According to Casey, the WHO is trying to mobilize international emergency medical teams to help Gazan hospitals. In addition, it has supported the establishment of several field hospitals over the past six weeks, she added.

“The number of medical evacuations out of the Gaza Strip is very limited,” he said. “We know that there are thousands of people who would benefit from higher level care that can no longer be provided” there, including cancer patients. or with complex injuries.

“People die every day,” Casey said. “I’ve seen children full of shrapnel die on the floor because there is no material in the emergency room or toilets to care for them.”

In another press conference, Dr. Seema Jilani, a pediatrician and technical advisor to the International Rescue Committee for health emergencies, said she spent two weeks in Gaza in collaboration with Medical Aid for Palestinians and that what she witnessed was “heartbreaking, scenes straight out of nightmares”.

“From my experience in conflict zones around the world, this is the most extreme situation I have seen in terms of scale, severity of injuries, number of children who have suffered who have nothing to do with any of this,” said Jilani, who has been to places like Afghanistan, Iraq and Lebanon.

Jilani worked in the emergency department of the Al-Aksa hospital in Deir al-Balah, the only one in the central area of ​​the territory. On his first day, he said, he tried to save a child of around one year old whose right arm and leg had been blown off, without the necessary medication, while next to him there was a dying man with “flies (…) that they were already having a feast.”

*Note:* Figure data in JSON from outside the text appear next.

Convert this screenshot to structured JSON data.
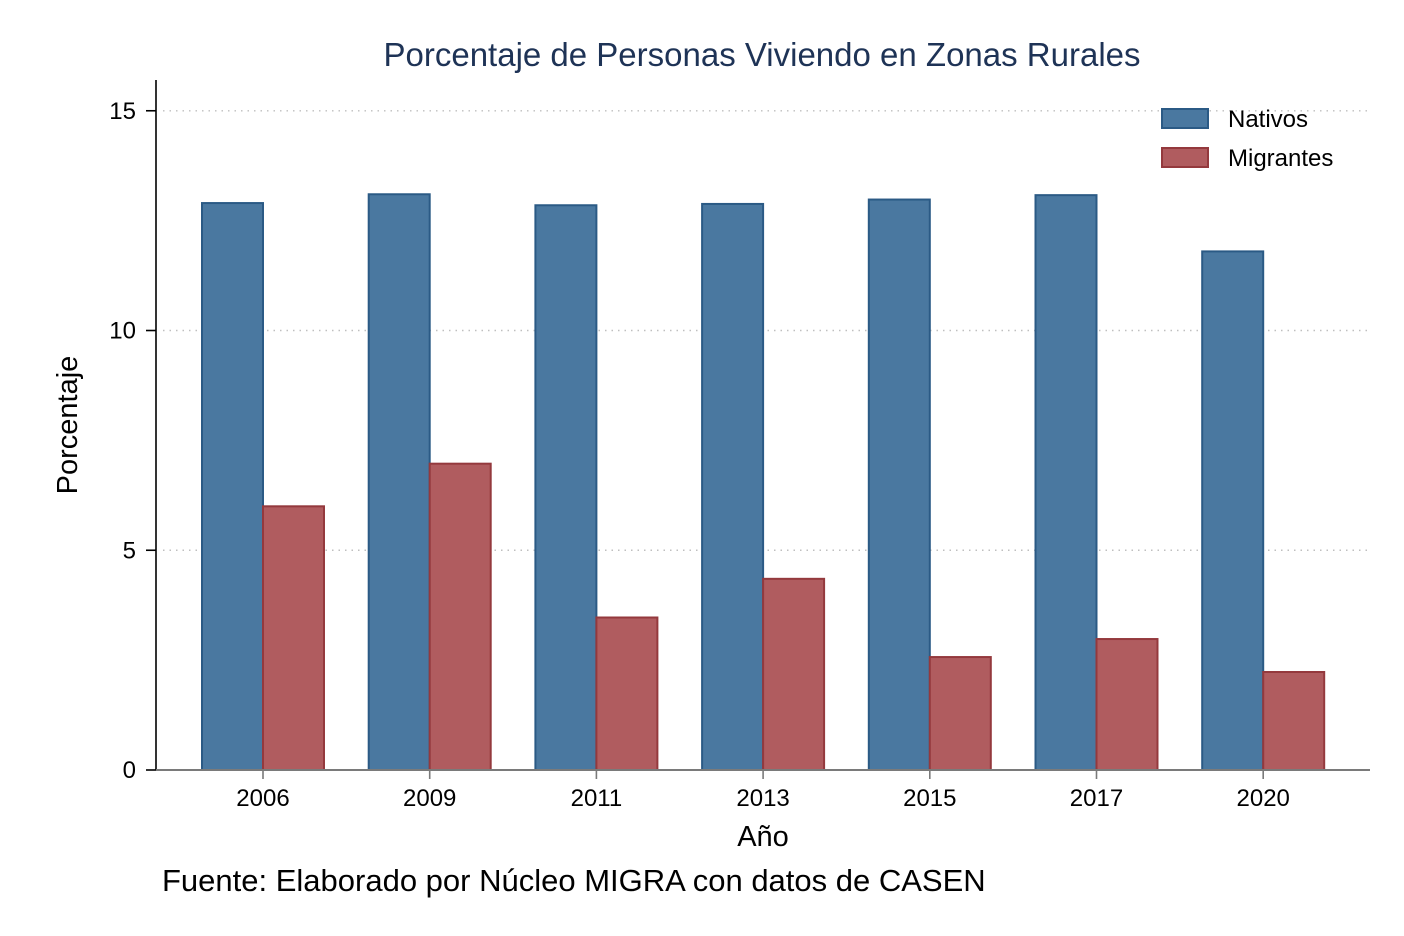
{
  "chart_data": {
    "type": "bar",
    "title": "Porcentaje de Personas Viviendo en Zonas Rurales",
    "xlabel": "Año",
    "ylabel": "Porcentaje",
    "note": "Fuente: Elaborado por Núcleo MIGRA con datos de CASEN",
    "categories": [
      "2006",
      "2009",
      "2011",
      "2013",
      "2015",
      "2017",
      "2020"
    ],
    "series": [
      {
        "name": "Nativos",
        "color": "#4a78a0",
        "stroke": "#2b5a85",
        "values": [
          12.9,
          13.1,
          12.85,
          12.88,
          12.98,
          13.08,
          11.8
        ]
      },
      {
        "name": "Migrantes",
        "color": "#b05c5f",
        "stroke": "#94393d",
        "values": [
          6.0,
          6.97,
          3.47,
          4.35,
          2.57,
          2.98,
          2.23
        ]
      }
    ],
    "ylim": [
      0,
      15.7
    ],
    "yticks": [
      0,
      5,
      10,
      15
    ],
    "grid": true,
    "legend_position": "top-right"
  },
  "colors": {
    "title": "#1e3356",
    "axis": "#000000",
    "grid": "#bfbfbf",
    "baseline": "#7a7a7a"
  }
}
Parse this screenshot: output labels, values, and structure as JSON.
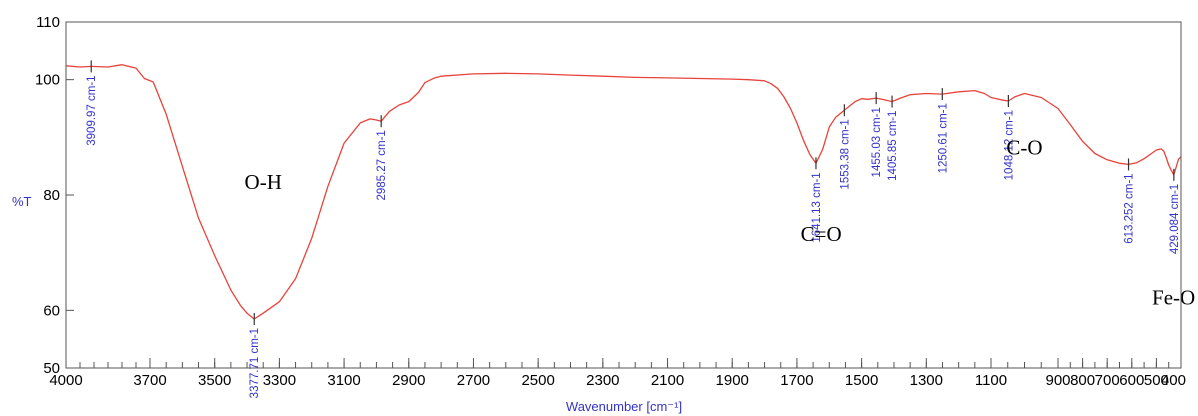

The doctor explained that she treated children with injuries ranging from amputations to extreme burns, and that she sometimes saw the smoke from Israeli bombings.

“And one day, a bullet went through the intensive care unit,” he said.

After his departure, the hospital ran out of fuel and its lights went out, and he noted that he does not know how the babies he treated are doing, nor if they were evacuated.